Monsieur, « Pour m’aquitter de la promesse que 1je vous fis en dernier lieu, vous trouverez ici quelques nouvelles pensées sur l’éducation de la Jeunesse, & j’examinerai d’abord cette fameuse Question, savoir, Laquelle des deux est préférable, ou celle qu’on reçoit dans une Ecole publique, ou celle qu’un Précepteur donne en particulier ? Les plus grands Hommes de presque tous les siécles ont été d’un avis si different à cet égard, qu’après avoir allégué les principales raisons de part & d’autre, je laisserai à chacun le soin de se déterminer là-dessus de la maniere qu’il l’entendra. Les Romains, comme nous l’apprenons de Suetone, croyoient que les Peres devoient élever eux-mêmes leurs Enfans ; & Plutarque nous dit, dans la Vie de Marc Caton, qu’aussi tôt que son Fils fut d’un âge à raisonner un peu, Caton ne voulut jamais permettre qu’un autre que lui-même l’enseignât, quoiqu’il eût alors chez lui un Domestique nommé Chilon, qui étoit habile Grammairien, & qui avoit instruit quantité de Jeunesse.
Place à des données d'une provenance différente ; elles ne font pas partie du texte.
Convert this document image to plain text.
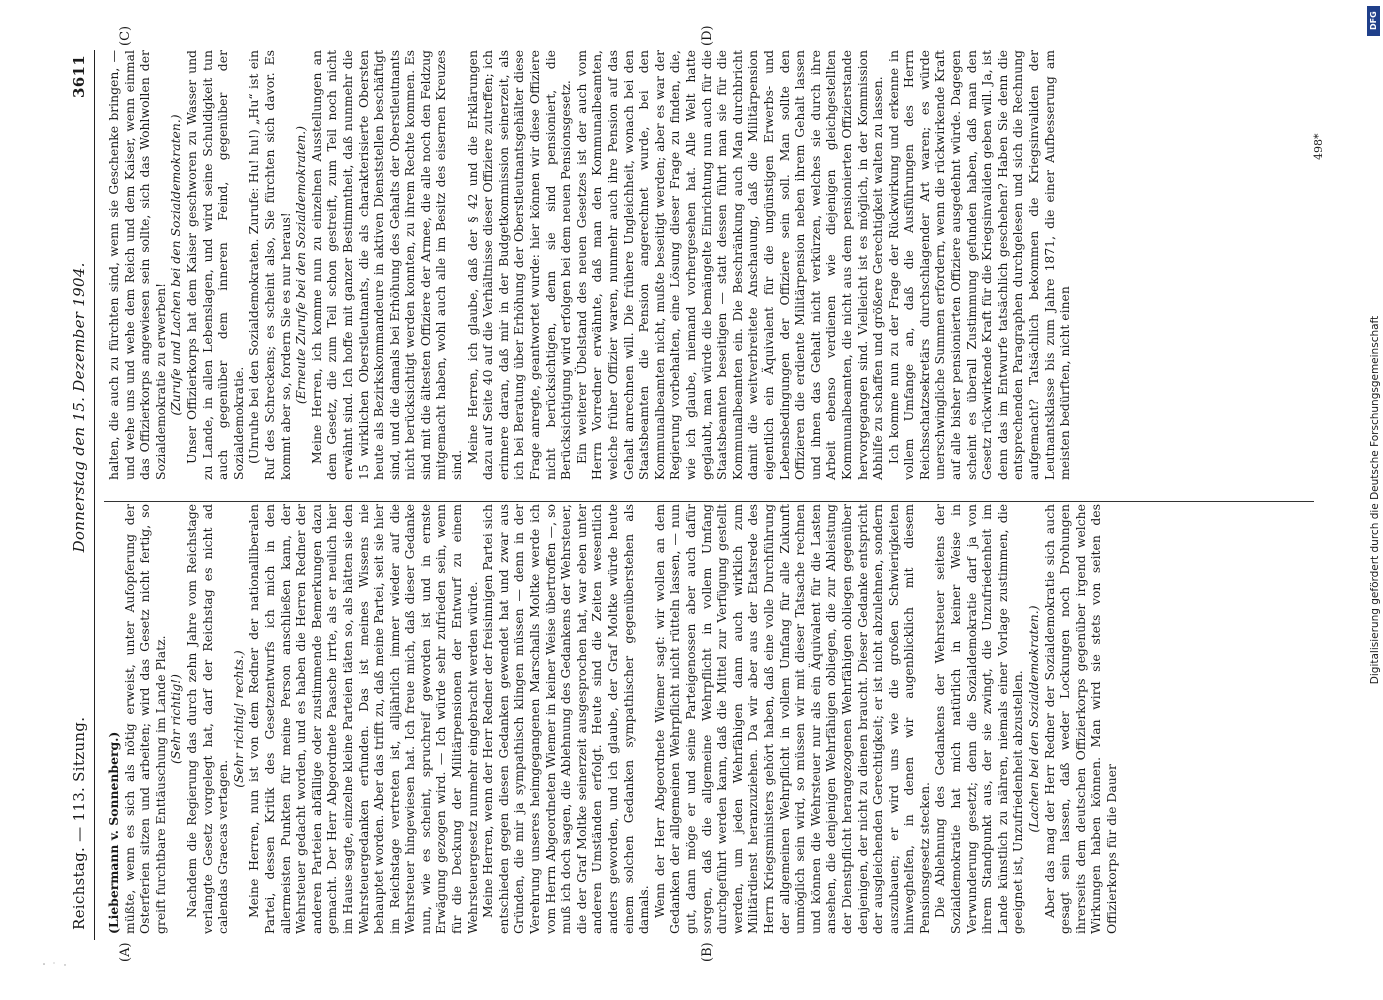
Reichstag. — 113. Sitzung.
Donnerstag den 15. Dezember 1904.
3611
(A)	(B)
(C)	(D)

(Liebermann v. Sonnenberg.) müßte, wenn es sich als nötig erweist, unter Aufopferung der Osterferien sitzen und arbeiten; wird das Gesetz nicht fertig, so greift furchtbare Enttäuschung im Lande Platz. (Sehr richtig!) Nachdem die Regierung das durch zehn Jahre vom Reichstage verlangte Gesetz vorgelegt hat, darf der Reichstag es nicht ad calendas Graecas vertagen.

(Sehr richtig! rechts.) Meine Herren, nun ist von dem Redner der nationalliberalen Partei, dessen Kritik des Gesetzentwurfs ich mich in den allermeisten Punkten für meine Person anschließen kann, der Wehrsteuer gedacht worden, und es haben die Herren Redner der anderen Parteien abfällige oder zustimmende Bemerkungen dazu gemacht. Der Herr Abgeordnete Paasche irrte, als er neulich hier im Hause sagte, einzelne kleine Parteien täten so, als hätten sie den Wehrsteuergedanken erfunden. Das ist meines Wissens nie behauptet worden. Aber das trifft zu, daß meine Partei, seit sie hier im Reichstage vertreten ist, alljährlich immer wieder auf die Wehrsteuer hingewiesen hat. Ich freue mich, daß dieser Gedanke nun, wie es scheint, spruchreif geworden ist und in ernste Erwägung gezogen wird. — Ich würde sehr zufrieden sein, wenn für die Deckung der Militärpensionen der Entwurf zu einem Wehrsteuergesetz nunmehr eingebracht werden würde. Meine Herren, wenn der Herr Redner der freisinnigen Partei sich entschieden gegen diesen Gedanken gewendet hat und zwar aus Gründen, die mir ja sympathisch klingen müssen — denn in der Verehrung unseres heimgegangenen Marschalls Moltke werde ich vom Herrn Abgeordneten Wiemer in keiner Weise übertroffen —, so muß ich doch sagen, die Ablehnung des Gedankens der Wehrsteuer, die der Graf Moltke seinerzeit ausgesprochen hat, war eben unter anderen Umständen erfolgt. Heute sind die Zeiten wesentlich anders geworden, und ich glaube, der Graf Moltke würde heute einem solchen Gedanken sympathischer gegenüberstehen als damals. Wenn der Herr Abgeordnete Wiemer sagt: wir wollen an dem Gedanken der allgemeinen Wehrpflicht nicht rütteln lassen, — nun gut, dann möge er und seine Parteigenossen aber auch dafür sorgen, daß die allgemeine Wehrpflicht in vollem Umfang durchgeführt werden kann, daß die Mittel zur Verfügung gestellt werden, um jeden Wehrfähigen dann auch wirklich zum Militärdienst heranzuziehen. Da wir aber aus der Etatsrede des Herrn Kriegsministers gehört haben, daß eine volle Durchführung der allgemeinen Wehrpflicht in vollem Umfang für alle Zukunft unmöglich sein wird, so müssen wir mit dieser Tatsache rechnen und können die Wehrsteuer nur als ein Äquivalent für die Lasten ansehen, die denjenigen Wehrfähigen obliegen, die zur Ableistung der Dienstpflicht herangezogenen Wehrfähigen obliegen gegenüber denjenigen, der nicht zu dienen braucht. Dieser Gedanke entspricht der ausgleichenden Gerechtigkeit; er ist nicht abzulehnen, sondern auszubauen; er wird uns wie die großen Schwierigkeiten hinweghelfen, in denen wir augenblicklich mit diesem Pensionsgesetz stecken. Die Ablehnung des Gedankens der Wehrsteuer seitens der Sozialdemokratie hat mich natürlich in keiner Weise in Verwunderung gesetzt; denn die Sozialdemokratie darf ja von ihrem Standpunkt aus, der sie zwingt, die Unzufriedenheit im Lande künstlich zu nähren, niemals einer Vorlage zustimmen, die geeignet ist, Unzufriedenheit abzustellen. (Lachen bei den Sozialdemokraten.) Aber das mag der Herr Redner der Sozialdemokratie sich auch gesagt sein lassen, daß weder Lockungen noch Drohungen ihrerseits dem deutschen Offizierkorps gegenüber irgend welche Wirkungen haben können. Man wird sie stets von seiten des Offizierkorps für die Dauer

halten, die auch zu fürchten sind, wenn sie Geschenke bringen, — und wehe uns und wehe dem Reich und dem Kaiser, wenn einmal das Offizierkorps angewiesen sein sollte, sich das Wohlwollen der Sozialdemokratie zu erwerben! (Zurufe und Lachen bei den Sozialdemokraten.) Unser Offizierkorps hat dem Kaiser geschworen zu Wasser und zu Lande, in allen Lebenslagen, und wird seine Schuldigkeit tun auch gegenüber dem inneren Feind, gegenüber der Sozialdemokratie. (Unruhe bei den Sozialdemokraten. Zurufe: Hu! hu!) „Hu“ ist ein Ruf des Schreckens; es scheint also, Sie fürchten sich davor. Es kommt aber so, fordern Sie es nur heraus! (Erneute Zurufe bei den Sozialdemokraten.) Meine Herren, ich komme nun zu einzelnen Ausstellungen an dem Gesetz, die zum Teil schon gestreift, zum Teil noch nicht erwähnt sind. Ich hoffe mit ganzer Bestimmtheit, daß nunmehr die 15 wirklichen Oberstleutnants, die als charakterisierte Obersten heute als Bezirkskommandeure in aktiven Dienststellen beschäftigt sind, und die damals bei Erhöhung des Gehalts der Oberstleutnants nicht berücksichtigt werden konnten, zu ihrem Rechte kommen. Es sind mit die ältesten Offiziere der Armee, die alle noch den Feldzug mitgemacht haben, wohl auch alle im Besitz des eisernen Kreuzes sind.

Meine Herren, ich glaube, daß der § 42 und die Erklärungen dazu auf Seite 40 auf die Verhältnisse dieser Offiziere zutreffen; ich erinnere daran, daß mir in der Budgetkommission seinerzeit, als ich bei Beratung über Erhöhung der Oberstleutnantsgehälter diese Frage anregte, geantwortet wurde: hier können wir diese Offiziere nicht berücksichtigen, denn sie sind pensioniert, die Berücksichtigung wird erfolgen bei dem neuen Pensionsgesetz. Ein weiterer Übelstand des neuen Gesetzes ist der auch vom Herrn Vorredner erwähnte, daß man den Kommunalbeamten, welche früher Offizier waren, nunmehr auch ihre Pension auf das Gehalt anrechnen will. Die frühere Ungleichheit, wonach bei den Staatsbeamten die Pension angerechnet wurde, bei den Kommunalbeamten nicht, mußte beseitigt werden; aber es war der Regierung vorbehalten, eine Lösung dieser Frage zu finden, die, wie ich glaube, niemand vorhergesehen hat. Alle Welt hatte geglaubt, man würde die bemängelte Einrichtung nun auch für die Staatsbeamten beseitigen — statt dessen führt man sie für die Kommunalbeamten ein. Die Beschränkung auch Man durchbricht damit die weitverbreitete Anschauung, daß die Militärpension eigentlich ein Äquivalent für die ungünstigen Erwerbs- und Lebensbedingungen der Offiziere sein soll. Man sollte den Offizieren die erdiente Militärpension neben ihrem Gehalt lassen und ihnen das Gehalt nicht verkürzen, welches sie durch ihre Arbeit ebenso verdienen wie diejenigen gleichgestellten Kommunalbeamten, die nicht aus dem pensionierten Offizierstande hervorgegangen sind. Vielleicht ist es möglich, in der Kommission Abhilfe zu schaffen und größere Gerechtigkeit walten zu lassen. Ich komme nun zu der Frage der Rückwirkung und erkenne in vollem Umfange an, daß die Ausführungen des Herrn Reichsschatzsekretärs durchschlagender Art waren; es würde unerschwingliche Summen erfordern, wenn die rückwirkende Kraft auf alle bisher pensionierten Offiziere ausgedehnt würde. Dagegen scheint es überall Zustimmung gefunden haben, daß man den Gesetz rückwirkende Kraft für die Kriegsinvaliden geben will. Ja, ist denn das im Entwurfe tatsächlich geschehen? Haben Sie denn die entsprechenden Paragraphen durchgelesen und sich die Rechnung aufgemacht? Tatsächlich bekommen die Kriegsinvaliden der Leutnantsklasse bis zum Jahre 1871, die einer Aufbesserung am meisten bedürften, nicht einen

498*
Digitalisierung gefördert durch die Deutsche Forschungsgemeinschaft
DFG
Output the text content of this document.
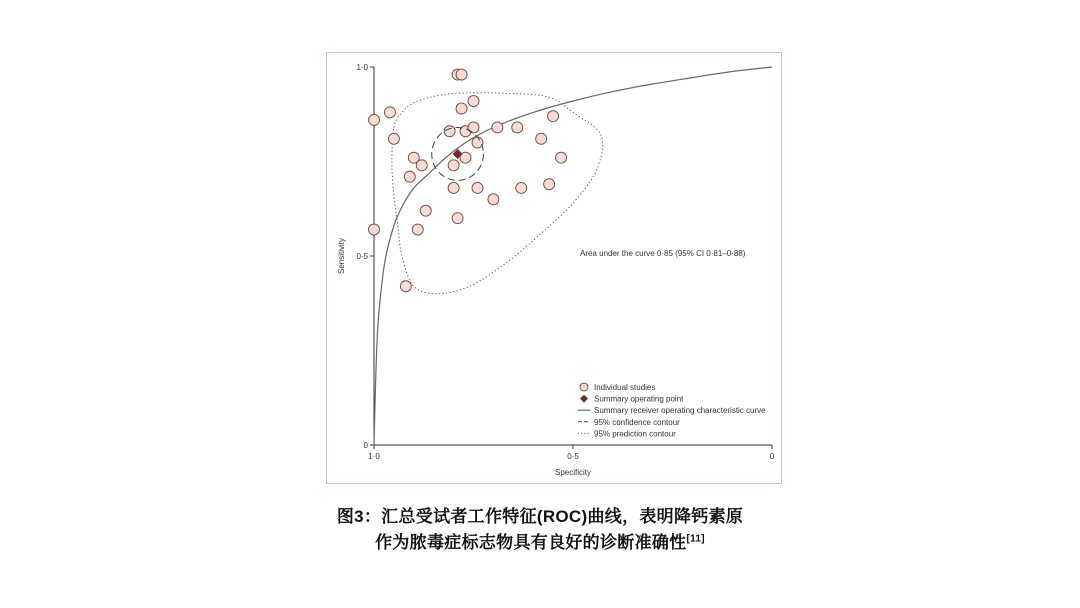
0
0·5
1·0
1·0	0·5	0
Specificity
Sensitivity	Area under the curve 0·85 (95% CI 0·81–0·88)
Individual studies
Summary operating point
Summary receiver operating characteristic curve
95% confidence contour
95% prediction contour
图3：汇总受试者工作特征(ROC)曲线，表明降钙素原
作为脓毒症标志物具有良好的诊断准确性[11]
Les Grecs au contraire sembloient avoir plus de penchant pour les Ecoles publiques & les Seminaires. L’Instruction donnée en particulier promet la Vertu & une bonne Education ; une Ecole publique inspire de la hardiesse, & fait bien-tôt connoître les manieres du monde. Monsieur Locke, dans son fameux Traité sur l’Education des Enfans, avoue qu’il y a des inconveniens à craindre de part & d’autre.

Zitat/Motto

2Si je garde, dit-il, mon Enfant à la Maison, il court risque de s’y donner des airs 3d’un jeune Maître ; & si je l’envoye hors de chez moi, il est presque impossible de le garantir de la contagion du Vice & de l’impolitesse qui régnent par tout. Peut-être qu’il conservera mieux son innocence au Logis, mais il sera plus ignorant dans les affaires de la vie, & plus niais lors qu’il paroîtra dans le monde.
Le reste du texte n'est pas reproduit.